With its ability to spread rapidly, cholera can overwhelm public health services and require substantial resources to tackle.
African countries alone spent US$156 million on the disease in 2007 alone, according to Berni Nor, a research advisor at the Swedish International Development Cooperation Agency (Sida), which part-funded the vaccine's development.
In 2010, the WHO issued guidance supporting the use of oral cholera vaccines in public health programmes in conjunction with other preventative measures such as ensuring access to clean drinking water.
The following year, the organisation prequalified Shanchol, allowing trials aimed at getting it licensed for sale to begin. Studies have since shown the vaccine to be effective for up to three years.
Yet the study authors write that its use may be hindered in practice by the "perceived short duration of protection that the vaccine confers" compared with recommended vaccines for other diseases.
One other oral cholera vaccine, called Dukoral, has been prequalified by the WHO, but it is used mainly by Western people travelling to cholera-endemic regions and has not been used by developing nations. Another oral vaccine, mORC-Vax, has also been developed, but this has yet to be prequalified by the WHO.
"Earlier studies on Shanchol showed that, at two years, protective efficacy was 67 per cent; at three years, protective efficacy was 66 per cent.
Our study intended to assess the ability of the vaccine to protect against infection for a longer period," says Sekhar Chakrabarti, deputy director of the National Institute of Cholera and Enteric Diseases (NICED) in Kolkata, India, where the studies were conducted from.
The trial involved 66,900 people living in a Kolkata slum. "The participants were given two doses of the vaccine two weeks apart in the period July 2006 to September 2006," says Suman Kanungo, an epidemiologist at NICED and one of the paper's authors.
Over the next five years, those given the vaccine were 65 per cent less likely to have a cholera episode serious enough for them to seek treatment than those given a placebo.
Affordable and accessible vaccine
Shanchol costs US$1.85 a dose, compared with US$5 per dose for its competitor Dukoral, according to Berni Nor. It is also easier to administer than Dukoral, which is sensitive to stomach juices and so has to be taken along with a 'buffer' draught that prevents immediate metabolism of the drug.
"The buffer makes immunisation campaigns more difficult logistically," says Nor of Sida.

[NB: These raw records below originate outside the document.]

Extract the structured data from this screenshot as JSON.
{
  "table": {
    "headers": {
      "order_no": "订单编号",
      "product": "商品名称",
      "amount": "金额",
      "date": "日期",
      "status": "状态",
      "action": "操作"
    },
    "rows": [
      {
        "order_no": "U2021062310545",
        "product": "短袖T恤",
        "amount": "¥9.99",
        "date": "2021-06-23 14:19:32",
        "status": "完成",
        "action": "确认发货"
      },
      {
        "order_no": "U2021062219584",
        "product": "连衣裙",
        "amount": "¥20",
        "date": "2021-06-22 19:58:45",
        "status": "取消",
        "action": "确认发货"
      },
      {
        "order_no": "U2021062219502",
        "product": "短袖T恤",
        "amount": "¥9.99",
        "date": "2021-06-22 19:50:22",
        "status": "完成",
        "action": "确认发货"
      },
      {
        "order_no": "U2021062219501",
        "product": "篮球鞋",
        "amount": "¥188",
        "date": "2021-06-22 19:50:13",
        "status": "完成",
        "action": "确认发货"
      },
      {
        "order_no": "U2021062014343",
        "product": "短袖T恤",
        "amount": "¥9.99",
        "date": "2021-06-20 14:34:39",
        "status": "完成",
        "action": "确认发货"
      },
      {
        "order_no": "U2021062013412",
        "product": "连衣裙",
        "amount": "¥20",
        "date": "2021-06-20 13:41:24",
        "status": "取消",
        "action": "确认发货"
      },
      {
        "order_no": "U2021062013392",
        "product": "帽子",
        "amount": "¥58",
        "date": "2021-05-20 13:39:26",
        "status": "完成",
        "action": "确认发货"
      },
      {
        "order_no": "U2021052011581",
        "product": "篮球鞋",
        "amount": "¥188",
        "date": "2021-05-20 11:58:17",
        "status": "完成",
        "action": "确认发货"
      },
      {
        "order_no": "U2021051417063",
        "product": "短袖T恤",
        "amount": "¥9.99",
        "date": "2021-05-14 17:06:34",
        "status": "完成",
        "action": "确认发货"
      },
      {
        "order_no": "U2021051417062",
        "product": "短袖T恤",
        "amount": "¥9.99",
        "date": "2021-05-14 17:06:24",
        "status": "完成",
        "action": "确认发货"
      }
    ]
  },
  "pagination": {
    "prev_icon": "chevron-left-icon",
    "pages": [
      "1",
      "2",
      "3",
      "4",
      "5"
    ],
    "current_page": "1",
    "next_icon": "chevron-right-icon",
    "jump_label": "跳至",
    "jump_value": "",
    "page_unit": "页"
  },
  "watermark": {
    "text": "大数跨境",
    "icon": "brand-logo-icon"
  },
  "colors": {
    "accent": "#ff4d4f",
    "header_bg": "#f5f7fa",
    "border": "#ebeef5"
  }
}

At present, Shanchol must be used before infection to prevent the disease, but clinical trials are being carried out in Dhaka, Bangladesh, to check its effect on people who already have the disease.
Keya Chaudhuri, a chief scientist at the Indian Institute of Chemical Biology in Kolkata, says she is excited about the extended period of protection that Shanchol provides. But she adds that the vaccine has been primarily tested in places where cholera is endemic and so subjects may already have some immunity to the disease.
"What needs to be tested is how well this vaccine performs on subjects who are not from cholera endemic zones," she points out.